This is really big and I’m not qualified to write this diary. But I’ve only seen a couple of mentions of it in digests and I think it deserves more attention. I bring it up in hope someone educated in astrophysics can write more about it.
None of this is speculative or woo. It’s all real.
Gravitational waves were theorized by Albert Einstein when he he was thinking about Relativity. Short description, spacetime is a fabric and he thought that big events in space should create waves throughout space, gravitational waves. Like dropping a rock in a pond. I don’t know if he believed we could ever detect them experimentally or not — but he certainly could never fathom that we could read them like a history book of the universe since the big bang.

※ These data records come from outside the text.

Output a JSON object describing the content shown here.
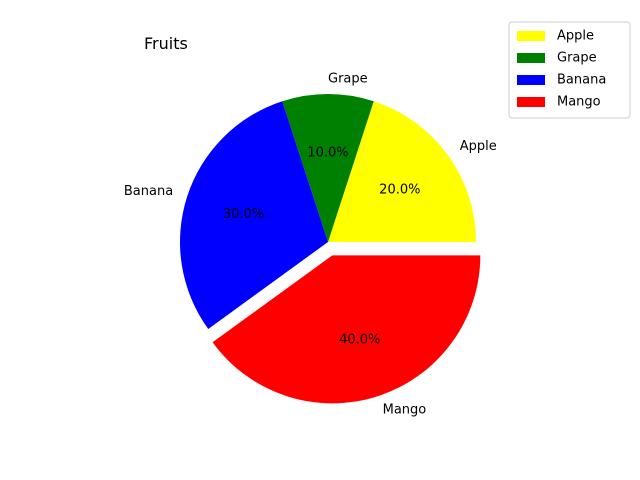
{
  "chart_data": {
    "type": "pie",
    "title": "Fruits",
    "categories": [
      "Apple",
      "Grape",
      "Banana",
      "Mango"
    ],
    "values": [
      20,
      10,
      30,
      40
    ],
    "percent_labels": [
      "20.0%",
      "10.0%",
      "30.0%",
      "40.0%"
    ],
    "colors": [
      "#ffff00",
      "#008000",
      "#0000ff",
      "#ff0000"
    ],
    "exploded": [
      false,
      false,
      false,
      true
    ],
    "start_angle_deg": 0,
    "direction": "counterclockwise",
    "legend": {
      "placement": "top-right",
      "entries": [
        "Apple",
        "Grape",
        "Banana",
        "Mango"
      ]
    }
  }
}
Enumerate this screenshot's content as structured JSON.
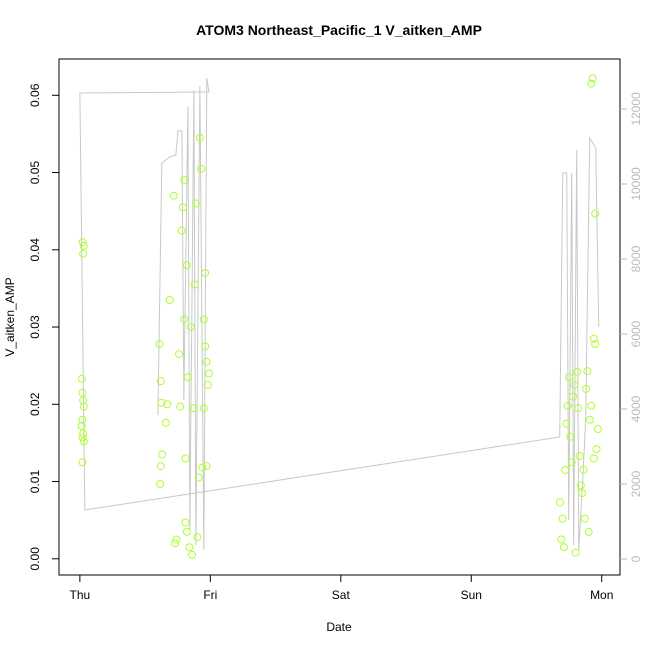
{
  "chart_data": {
    "type": "scatter",
    "title": "ATOM3 Northeast_Pacific_1 V_aitken_AMP",
    "xlabel": "Date",
    "ylabel": "V_aitken_AMP",
    "xlim": [
      -0.16,
      4.14
    ],
    "xticks": [
      {
        "value": 0,
        "label": "Thu"
      },
      {
        "value": 1,
        "label": "Fri"
      },
      {
        "value": 2,
        "label": "Sat"
      },
      {
        "value": 3,
        "label": "Sun"
      },
      {
        "value": 4,
        "label": "Mon"
      }
    ],
    "ylim": [
      -0.0021,
      0.0647
    ],
    "yticks": [
      {
        "value": 0,
        "label": "0.00"
      },
      0.01,
      0.02,
      0.03,
      0.04,
      0.05,
      0.06
    ],
    "y2lim": [
      -427,
      13333
    ],
    "y2ticks": [
      0,
      2000,
      4000,
      6000,
      8000,
      10000,
      12000
    ],
    "series": [
      {
        "type": "scatter",
        "color": "#adff2f",
        "x": [
          0.02,
          0.03,
          0.025,
          0.015,
          0.02,
          0.025,
          0.03,
          0.02,
          0.015,
          0.025,
          0.02,
          0.03,
          0.02,
          0.61,
          0.62,
          0.625,
          0.63,
          0.62,
          0.615,
          0.66,
          0.67,
          0.69,
          0.72,
          0.73,
          0.74,
          0.76,
          0.77,
          0.78,
          0.79,
          0.8,
          0.8,
          0.81,
          0.81,
          0.82,
          0.82,
          0.83,
          0.84,
          0.85,
          0.86,
          0.87,
          0.88,
          0.89,
          0.9,
          0.91,
          0.92,
          0.93,
          0.94,
          0.95,
          0.96,
          0.97,
          0.98,
          0.96,
          0.95,
          0.97,
          0.99,
          3.68,
          3.69,
          3.7,
          3.71,
          3.72,
          3.73,
          3.74,
          3.75,
          3.76,
          3.77,
          3.78,
          3.79,
          3.8,
          3.81,
          3.82,
          3.83,
          3.84,
          3.85,
          3.86,
          3.87,
          3.88,
          3.89,
          3.9,
          3.91,
          3.92,
          3.93,
          3.94,
          3.95,
          3.96,
          3.97,
          3.92,
          3.95,
          3.94
        ],
        "values": [
          0.041,
          0.0405,
          0.0395,
          0.0233,
          0.0215,
          0.0205,
          0.0197,
          0.018,
          0.0172,
          0.0162,
          0.0157,
          0.0152,
          0.0125,
          0.0278,
          0.023,
          0.0202,
          0.0135,
          0.012,
          0.0097,
          0.0176,
          0.02,
          0.0335,
          0.047,
          0.002,
          0.0025,
          0.0265,
          0.0197,
          0.0425,
          0.0455,
          0.049,
          0.031,
          0.0047,
          0.013,
          0.038,
          0.0035,
          0.0235,
          0.0015,
          0.03,
          0.0005,
          0.0195,
          0.0355,
          0.046,
          0.0028,
          0.0105,
          0.0545,
          0.0505,
          0.0118,
          0.031,
          0.0275,
          0.0255,
          0.0225,
          0.037,
          0.0195,
          0.012,
          0.024,
          0.0073,
          0.0025,
          0.0052,
          0.0015,
          0.0115,
          0.0175,
          0.0198,
          0.0235,
          0.0158,
          0.0125,
          0.021,
          0.0225,
          0.0008,
          0.0242,
          0.0195,
          0.0133,
          0.0095,
          0.0085,
          0.0115,
          0.0052,
          0.022,
          0.0243,
          0.0035,
          0.018,
          0.0615,
          0.0622,
          0.0285,
          0.0447,
          0.0142,
          0.0168,
          0.0198,
          0.0278,
          0.013
        ]
      },
      {
        "type": "line",
        "axis": "y2",
        "color": "#c8c8c8",
        "x": [
          0.598,
          0.628,
          0.69,
          0.736,
          0.751,
          0.782,
          0.797,
          0.828,
          0.843,
          0.874,
          0.889,
          0.92,
          0.95,
          0.973,
          0.989,
          0.0,
          0.038,
          3.678,
          3.701,
          3.732,
          3.747,
          3.77,
          3.785,
          3.808,
          3.824,
          3.854,
          3.877,
          3.908,
          3.954,
          3.977
        ],
        "values": [
          3840,
          10560,
          10720,
          10773,
          11413,
          11413,
          4240,
          12053,
          773,
          12507,
          373,
          12613,
          240,
          12827,
          12453,
          12427,
          1307,
          3253,
          10293,
          10293,
          1040,
          10293,
          373,
          10907,
          240,
          2107,
          3707,
          11227,
          10960,
          6187
        ]
      }
    ]
  }
}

But that’s where we are now. We have the equivalent of a telescope the size of our galaxy.
A couple of gravitational wave detectors have been built on earth. I’ll skip the details but it involves long arms (a few kilometers) perpendicular to each other with lasers that can detect when space bends. A spectacular and amazing feat of science, both to conceive and build. And they’ve detected events in the universe, like two black holes colliding. An amazing an spectacular success of science to a degree that people largely don’t grasp.
But holy shit how we’ve extended those arms.
For some time some very clever scientists have been studying pulsars. Rotating neutron starts throughout our galaxy that put out amazingly regular bursts of light as they spin. More regular than atomic clocks. Someone, at some time (popular access physic books haven’t been written about it yet so I can’t say who or when) thought hey, maybe as space bends those regular pulses will be irregular.
They studied it for a dozen or so years. And over the last few weeks astrophysicists have been downright squirrely and bubbly. Excited and secretive. All, “We’ve got a secret and we can’t tell.” The news was embargoed until the paper was released on June 29.
It came out. It works. Those manmade gravitational wave detectors have been extended to the size of our galaxy. the absolute equivalent of a telescope or particle collider of that size.
It’s amazing. Astounding. It’s all just data at this point, but data rippling our universe since the beginning of it. Still around, choppy waters. The concept was the hard part, parsing the data and understanding what it means is as hard, but entirely doable at this point.